Si teneis oportunidad probar los huevos con patatas (nada que envidiar a los de Casa Lucio de Madrid), éstos van con trufa. Ah, y como la mastresa no ha perdido sus reminiscencias gallegas, el pulpo: exquisito!

Bueno, y por último no quisiera olvidarme de Gemma, que aunque ahora está bien distraida con Pol, nos suele hace unos postres de ensueño; el tortel de nata, su exquisito gelat de yoghourt, y cuando quiere nos sorprender, nos hace sus carquinyolis caseros que son de ensueño!

Bueno, pero si yo quería hablaros del Vino! del Solagüen Reserva 2002.


Vamos allá:
Aunque no soy "catador", daré mi opinión sobre éste vino:


Tiene un color (creo que le llaman) Rubi granate.

Aroma de buena intensidad.

En boca es de cuerpo medio, con acidez viva que le da frescor y un final correcto.



jueves, 8 de enero de 2009

La Copa, sublime vehículo del Vino


La Copa, al igual que el Vino, ha ido evolucionando y desarrollándose a lo largo de siglos, del barro cocido pasó al metal, bronce y oro entre otros, y al vidrio, hasta llegar ya al siglo XVII, al cristal, sublime invento que se produce al añadir a la pasta vítrea óxido de plomo.

Su transparencia, brillo, belleza y fragilidad le convirtieron en poco tiempo en rey absoluto de las mesas y así ha seguido siendo hasta nuestros días.

La copa se convierte en el instrumento imprescindible para comunicar el mensaje del Vino.
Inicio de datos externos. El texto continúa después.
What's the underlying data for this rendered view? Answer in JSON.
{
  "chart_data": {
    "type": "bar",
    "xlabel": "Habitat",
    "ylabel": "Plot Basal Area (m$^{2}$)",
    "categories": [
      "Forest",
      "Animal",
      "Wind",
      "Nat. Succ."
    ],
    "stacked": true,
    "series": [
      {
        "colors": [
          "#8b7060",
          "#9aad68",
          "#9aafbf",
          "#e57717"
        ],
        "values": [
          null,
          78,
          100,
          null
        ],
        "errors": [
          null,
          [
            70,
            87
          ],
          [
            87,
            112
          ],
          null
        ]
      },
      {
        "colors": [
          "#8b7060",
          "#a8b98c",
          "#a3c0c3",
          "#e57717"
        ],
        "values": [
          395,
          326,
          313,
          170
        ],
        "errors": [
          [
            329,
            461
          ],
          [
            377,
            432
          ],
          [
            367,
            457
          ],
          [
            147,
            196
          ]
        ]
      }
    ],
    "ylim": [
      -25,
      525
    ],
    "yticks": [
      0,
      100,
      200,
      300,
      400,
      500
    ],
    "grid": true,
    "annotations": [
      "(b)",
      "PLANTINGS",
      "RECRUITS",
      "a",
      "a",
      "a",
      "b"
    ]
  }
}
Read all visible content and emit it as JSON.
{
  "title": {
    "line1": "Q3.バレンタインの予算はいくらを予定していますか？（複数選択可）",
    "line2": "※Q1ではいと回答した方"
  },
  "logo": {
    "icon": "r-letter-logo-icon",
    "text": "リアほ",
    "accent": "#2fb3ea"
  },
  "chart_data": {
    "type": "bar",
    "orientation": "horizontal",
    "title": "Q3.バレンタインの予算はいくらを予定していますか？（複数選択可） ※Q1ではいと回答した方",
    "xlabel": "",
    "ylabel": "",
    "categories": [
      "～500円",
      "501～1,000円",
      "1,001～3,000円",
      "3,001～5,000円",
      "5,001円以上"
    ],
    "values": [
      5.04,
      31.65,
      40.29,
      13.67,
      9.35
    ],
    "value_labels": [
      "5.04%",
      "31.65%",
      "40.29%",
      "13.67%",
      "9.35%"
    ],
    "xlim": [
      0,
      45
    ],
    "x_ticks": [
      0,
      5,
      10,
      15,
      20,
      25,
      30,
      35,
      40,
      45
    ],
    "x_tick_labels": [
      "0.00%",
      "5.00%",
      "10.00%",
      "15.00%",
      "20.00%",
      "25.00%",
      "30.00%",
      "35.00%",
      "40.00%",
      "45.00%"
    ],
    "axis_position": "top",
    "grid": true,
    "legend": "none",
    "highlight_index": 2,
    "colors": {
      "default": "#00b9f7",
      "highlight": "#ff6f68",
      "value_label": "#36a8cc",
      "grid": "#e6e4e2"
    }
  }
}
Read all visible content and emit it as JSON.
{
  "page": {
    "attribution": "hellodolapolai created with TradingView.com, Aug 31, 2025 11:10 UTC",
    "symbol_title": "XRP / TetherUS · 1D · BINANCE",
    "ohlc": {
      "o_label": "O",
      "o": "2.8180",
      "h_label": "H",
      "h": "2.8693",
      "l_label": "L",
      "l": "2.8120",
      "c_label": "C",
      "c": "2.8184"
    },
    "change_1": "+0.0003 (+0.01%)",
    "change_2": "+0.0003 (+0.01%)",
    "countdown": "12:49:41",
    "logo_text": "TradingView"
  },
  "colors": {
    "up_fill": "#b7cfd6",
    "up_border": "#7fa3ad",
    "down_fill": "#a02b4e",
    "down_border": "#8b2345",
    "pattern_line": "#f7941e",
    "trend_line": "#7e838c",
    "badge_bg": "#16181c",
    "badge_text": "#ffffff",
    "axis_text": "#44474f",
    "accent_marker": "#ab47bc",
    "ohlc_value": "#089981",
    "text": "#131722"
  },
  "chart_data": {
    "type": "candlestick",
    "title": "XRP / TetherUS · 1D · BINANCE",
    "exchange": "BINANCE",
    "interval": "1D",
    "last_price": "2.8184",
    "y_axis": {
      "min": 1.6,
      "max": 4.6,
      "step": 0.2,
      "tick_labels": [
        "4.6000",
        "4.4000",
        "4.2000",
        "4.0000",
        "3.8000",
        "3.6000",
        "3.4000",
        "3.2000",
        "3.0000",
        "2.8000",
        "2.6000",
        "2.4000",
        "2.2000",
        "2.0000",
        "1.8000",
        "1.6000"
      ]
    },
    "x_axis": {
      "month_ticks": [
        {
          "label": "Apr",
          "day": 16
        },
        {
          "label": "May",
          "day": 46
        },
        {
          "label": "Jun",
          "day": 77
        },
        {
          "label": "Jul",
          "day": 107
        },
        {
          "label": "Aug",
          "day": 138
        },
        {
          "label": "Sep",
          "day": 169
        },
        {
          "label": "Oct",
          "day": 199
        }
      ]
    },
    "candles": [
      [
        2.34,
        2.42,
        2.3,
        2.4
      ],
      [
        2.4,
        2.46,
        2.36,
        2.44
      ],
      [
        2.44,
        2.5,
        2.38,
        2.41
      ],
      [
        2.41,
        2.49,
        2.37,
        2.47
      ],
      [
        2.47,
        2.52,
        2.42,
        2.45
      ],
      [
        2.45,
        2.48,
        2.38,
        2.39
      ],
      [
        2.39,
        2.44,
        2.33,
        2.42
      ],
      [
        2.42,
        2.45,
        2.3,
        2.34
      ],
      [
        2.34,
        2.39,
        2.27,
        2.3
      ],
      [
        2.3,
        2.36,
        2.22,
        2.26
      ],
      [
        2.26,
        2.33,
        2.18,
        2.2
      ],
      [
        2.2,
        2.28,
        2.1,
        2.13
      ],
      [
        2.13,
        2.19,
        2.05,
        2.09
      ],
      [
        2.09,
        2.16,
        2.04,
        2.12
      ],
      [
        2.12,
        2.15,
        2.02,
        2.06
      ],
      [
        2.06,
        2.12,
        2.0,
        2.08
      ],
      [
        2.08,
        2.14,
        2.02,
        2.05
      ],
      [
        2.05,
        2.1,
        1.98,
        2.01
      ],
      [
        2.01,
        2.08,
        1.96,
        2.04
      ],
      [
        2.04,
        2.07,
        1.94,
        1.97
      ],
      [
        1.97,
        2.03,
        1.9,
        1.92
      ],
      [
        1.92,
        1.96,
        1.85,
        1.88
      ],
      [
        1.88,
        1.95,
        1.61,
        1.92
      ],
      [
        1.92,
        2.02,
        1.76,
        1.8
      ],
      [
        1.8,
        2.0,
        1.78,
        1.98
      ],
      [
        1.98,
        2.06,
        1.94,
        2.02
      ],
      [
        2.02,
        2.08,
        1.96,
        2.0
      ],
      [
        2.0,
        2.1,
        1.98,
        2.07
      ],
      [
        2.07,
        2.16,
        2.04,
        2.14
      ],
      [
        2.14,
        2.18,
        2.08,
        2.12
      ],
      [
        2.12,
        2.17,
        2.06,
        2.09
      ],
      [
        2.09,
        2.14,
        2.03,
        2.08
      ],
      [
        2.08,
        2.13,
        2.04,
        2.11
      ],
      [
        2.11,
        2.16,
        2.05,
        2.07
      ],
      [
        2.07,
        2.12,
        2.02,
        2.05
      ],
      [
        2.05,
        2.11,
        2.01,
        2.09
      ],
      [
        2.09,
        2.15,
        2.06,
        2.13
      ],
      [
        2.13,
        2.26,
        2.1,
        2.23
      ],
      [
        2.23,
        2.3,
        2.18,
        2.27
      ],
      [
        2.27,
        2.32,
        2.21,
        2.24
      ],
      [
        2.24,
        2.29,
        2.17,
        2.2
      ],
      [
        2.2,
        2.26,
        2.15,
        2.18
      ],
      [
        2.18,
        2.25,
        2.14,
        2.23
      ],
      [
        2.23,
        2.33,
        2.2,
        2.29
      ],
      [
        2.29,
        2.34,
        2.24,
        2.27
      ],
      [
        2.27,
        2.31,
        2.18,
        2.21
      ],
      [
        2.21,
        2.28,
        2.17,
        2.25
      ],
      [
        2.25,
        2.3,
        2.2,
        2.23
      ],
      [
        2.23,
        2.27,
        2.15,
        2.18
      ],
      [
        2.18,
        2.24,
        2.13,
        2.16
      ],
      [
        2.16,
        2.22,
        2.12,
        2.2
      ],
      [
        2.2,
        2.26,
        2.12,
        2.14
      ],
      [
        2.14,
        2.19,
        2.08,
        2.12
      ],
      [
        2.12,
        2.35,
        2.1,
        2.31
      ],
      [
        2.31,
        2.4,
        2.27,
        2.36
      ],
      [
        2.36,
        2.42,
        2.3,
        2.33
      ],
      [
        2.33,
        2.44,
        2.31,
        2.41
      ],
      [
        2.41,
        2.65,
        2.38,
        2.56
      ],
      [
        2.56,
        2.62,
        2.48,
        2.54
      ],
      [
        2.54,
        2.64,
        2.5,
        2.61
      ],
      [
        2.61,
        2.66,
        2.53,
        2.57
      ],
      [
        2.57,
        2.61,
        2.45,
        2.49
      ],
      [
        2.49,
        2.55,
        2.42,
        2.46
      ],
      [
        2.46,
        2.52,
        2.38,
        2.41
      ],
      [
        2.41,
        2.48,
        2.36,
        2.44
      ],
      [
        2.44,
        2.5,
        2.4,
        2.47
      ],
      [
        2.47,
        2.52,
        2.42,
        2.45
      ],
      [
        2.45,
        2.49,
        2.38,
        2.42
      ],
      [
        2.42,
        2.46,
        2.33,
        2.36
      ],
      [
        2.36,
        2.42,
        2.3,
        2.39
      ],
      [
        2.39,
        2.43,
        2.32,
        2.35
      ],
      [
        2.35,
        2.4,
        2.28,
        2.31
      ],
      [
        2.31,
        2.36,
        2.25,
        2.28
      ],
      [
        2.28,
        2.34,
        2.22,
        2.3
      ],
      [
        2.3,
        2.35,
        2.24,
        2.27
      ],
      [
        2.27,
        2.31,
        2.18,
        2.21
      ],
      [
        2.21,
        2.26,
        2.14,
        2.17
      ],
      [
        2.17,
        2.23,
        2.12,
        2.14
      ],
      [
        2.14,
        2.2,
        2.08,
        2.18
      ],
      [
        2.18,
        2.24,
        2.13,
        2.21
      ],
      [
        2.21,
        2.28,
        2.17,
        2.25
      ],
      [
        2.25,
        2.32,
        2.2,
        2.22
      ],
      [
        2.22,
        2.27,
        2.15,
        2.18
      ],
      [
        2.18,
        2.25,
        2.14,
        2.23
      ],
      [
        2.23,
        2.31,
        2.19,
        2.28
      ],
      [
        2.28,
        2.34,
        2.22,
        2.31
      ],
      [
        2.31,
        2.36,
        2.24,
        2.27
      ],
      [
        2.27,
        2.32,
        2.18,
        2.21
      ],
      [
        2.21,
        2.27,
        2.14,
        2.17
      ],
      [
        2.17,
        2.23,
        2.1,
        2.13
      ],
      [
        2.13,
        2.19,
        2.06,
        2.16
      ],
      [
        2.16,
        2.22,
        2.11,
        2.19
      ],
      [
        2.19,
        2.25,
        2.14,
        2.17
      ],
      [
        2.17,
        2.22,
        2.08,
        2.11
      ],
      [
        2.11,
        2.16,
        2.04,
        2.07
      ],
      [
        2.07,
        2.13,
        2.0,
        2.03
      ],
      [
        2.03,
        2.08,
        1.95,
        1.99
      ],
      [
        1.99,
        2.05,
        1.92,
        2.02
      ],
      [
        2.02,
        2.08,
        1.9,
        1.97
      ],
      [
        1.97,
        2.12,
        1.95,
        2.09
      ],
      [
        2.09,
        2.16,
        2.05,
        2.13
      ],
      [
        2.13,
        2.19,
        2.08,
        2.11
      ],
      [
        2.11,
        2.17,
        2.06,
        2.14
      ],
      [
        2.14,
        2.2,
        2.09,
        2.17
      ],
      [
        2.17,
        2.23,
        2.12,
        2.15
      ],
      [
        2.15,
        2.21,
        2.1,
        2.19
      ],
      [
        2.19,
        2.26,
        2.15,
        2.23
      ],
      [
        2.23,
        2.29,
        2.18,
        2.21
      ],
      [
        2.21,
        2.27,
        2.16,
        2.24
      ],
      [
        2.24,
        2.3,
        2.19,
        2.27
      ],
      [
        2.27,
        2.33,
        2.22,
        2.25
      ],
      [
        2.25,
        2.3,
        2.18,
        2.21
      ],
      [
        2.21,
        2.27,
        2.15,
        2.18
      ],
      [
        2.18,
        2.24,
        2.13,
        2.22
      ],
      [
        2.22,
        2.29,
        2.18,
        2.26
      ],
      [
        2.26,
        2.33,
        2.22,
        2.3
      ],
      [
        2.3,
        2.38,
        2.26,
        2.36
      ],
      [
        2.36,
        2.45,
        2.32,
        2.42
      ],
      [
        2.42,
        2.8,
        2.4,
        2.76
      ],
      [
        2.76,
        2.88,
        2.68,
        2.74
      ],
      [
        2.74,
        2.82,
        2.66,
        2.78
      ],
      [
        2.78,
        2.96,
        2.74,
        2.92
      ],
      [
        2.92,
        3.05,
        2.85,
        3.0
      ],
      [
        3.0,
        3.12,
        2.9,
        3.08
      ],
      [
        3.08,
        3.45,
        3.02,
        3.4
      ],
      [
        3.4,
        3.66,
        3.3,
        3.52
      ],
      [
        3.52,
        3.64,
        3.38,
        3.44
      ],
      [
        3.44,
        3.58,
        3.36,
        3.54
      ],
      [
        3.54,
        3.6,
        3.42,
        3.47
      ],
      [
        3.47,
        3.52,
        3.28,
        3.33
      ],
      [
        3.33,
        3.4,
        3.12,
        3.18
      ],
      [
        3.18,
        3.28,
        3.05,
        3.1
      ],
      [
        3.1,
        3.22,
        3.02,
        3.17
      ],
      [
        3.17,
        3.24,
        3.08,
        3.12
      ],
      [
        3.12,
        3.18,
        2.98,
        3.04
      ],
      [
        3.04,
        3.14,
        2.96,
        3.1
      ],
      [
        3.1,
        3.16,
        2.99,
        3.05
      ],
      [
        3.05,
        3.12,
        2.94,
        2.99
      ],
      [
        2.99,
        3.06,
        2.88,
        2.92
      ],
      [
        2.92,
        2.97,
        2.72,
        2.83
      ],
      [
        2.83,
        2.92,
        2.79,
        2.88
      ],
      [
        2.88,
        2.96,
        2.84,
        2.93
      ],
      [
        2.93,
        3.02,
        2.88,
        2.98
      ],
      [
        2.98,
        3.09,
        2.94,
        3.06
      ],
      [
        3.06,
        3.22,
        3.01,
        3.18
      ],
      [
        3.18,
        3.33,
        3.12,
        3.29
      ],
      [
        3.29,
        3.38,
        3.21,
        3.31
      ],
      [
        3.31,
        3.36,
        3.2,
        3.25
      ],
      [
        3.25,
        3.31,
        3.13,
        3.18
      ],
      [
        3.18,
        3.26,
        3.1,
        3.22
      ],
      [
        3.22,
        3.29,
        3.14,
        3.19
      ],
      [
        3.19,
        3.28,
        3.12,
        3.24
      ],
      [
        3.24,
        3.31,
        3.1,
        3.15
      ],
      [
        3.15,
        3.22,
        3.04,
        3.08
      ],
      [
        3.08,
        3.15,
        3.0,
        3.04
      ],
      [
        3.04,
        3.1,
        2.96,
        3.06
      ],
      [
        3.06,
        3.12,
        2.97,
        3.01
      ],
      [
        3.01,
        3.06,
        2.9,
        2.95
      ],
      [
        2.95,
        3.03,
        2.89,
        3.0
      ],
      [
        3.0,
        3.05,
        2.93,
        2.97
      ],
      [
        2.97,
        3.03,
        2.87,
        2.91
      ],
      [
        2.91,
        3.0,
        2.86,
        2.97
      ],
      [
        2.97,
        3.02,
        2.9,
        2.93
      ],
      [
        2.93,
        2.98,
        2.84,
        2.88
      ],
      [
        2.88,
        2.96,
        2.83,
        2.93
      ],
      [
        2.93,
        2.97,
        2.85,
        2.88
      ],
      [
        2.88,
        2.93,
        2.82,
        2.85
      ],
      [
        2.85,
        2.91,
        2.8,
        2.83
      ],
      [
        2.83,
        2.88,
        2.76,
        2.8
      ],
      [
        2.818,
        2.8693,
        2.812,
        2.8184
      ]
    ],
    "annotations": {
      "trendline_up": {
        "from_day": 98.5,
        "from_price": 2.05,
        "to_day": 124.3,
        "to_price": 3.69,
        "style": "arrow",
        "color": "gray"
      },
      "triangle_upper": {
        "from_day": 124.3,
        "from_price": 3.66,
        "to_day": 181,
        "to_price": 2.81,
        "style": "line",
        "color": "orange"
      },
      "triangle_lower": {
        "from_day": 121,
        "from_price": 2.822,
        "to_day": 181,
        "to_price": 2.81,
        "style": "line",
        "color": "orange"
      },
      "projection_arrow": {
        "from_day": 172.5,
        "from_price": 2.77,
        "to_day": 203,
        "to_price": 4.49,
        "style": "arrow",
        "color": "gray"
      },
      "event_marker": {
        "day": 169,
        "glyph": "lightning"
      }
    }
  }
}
Las hay de lujo y más normales, para profesionales y para aficionados, con plomo o sin plomo, sopladas artesanalmente o de manufactura mecánica, las que oxigenan el Vino y las que se descubren defectos o virtudes, para casa o para el restaurante...

El dilema ya no sólo es qué Vino selecciono o sirvo, si no en qué copa lo sirvo.

Lo cierto es que no hay un modelo de copa ideal genérica, aunque sí una serie de reglas que cualquier copa para degustar -que no ya catar- un vino, debería cumplir.

Una buena copa debe destacar las bondades del vino más que sus defectos. Debe ser de cristal fino, transparante e incoloro para que realce el brillo y el color, con una forma adecuada para expresar la armonía aromática y gustativa del vino. La boca, más bien cerrada -para concentrar los aromas- debe ser, sin embargo, suficientemente amplia para poder oler y beber sin que resulte forzado y los bordes -pulimentados o redondos- serán finos. Tiene que ser amplia, con buena capacidad para que al llenarla en un tercio o un cuarto el vino pueda respirar y mostrarse en toda su plenitud. Las de tintos, grandes; las de blancos, medianas. El tamaño de la copa es importante porque influye sobre la calidad e intensidad de los aromas.
Nadie duda ya sobre quien es el acompañante ideal de un buen Vino: La copa de calidad y diseño perfectos en la que se sirve y se degusta. Y es que la copa no es sólo el receptáculoúltimo del Vino, sino un importante instrumento para comunicarlo a los sentidos. El inconfundible toque de un cristal finísimo sobre los labios es una sensación sensorial única que anticipa el placer de saborear un buen vivo.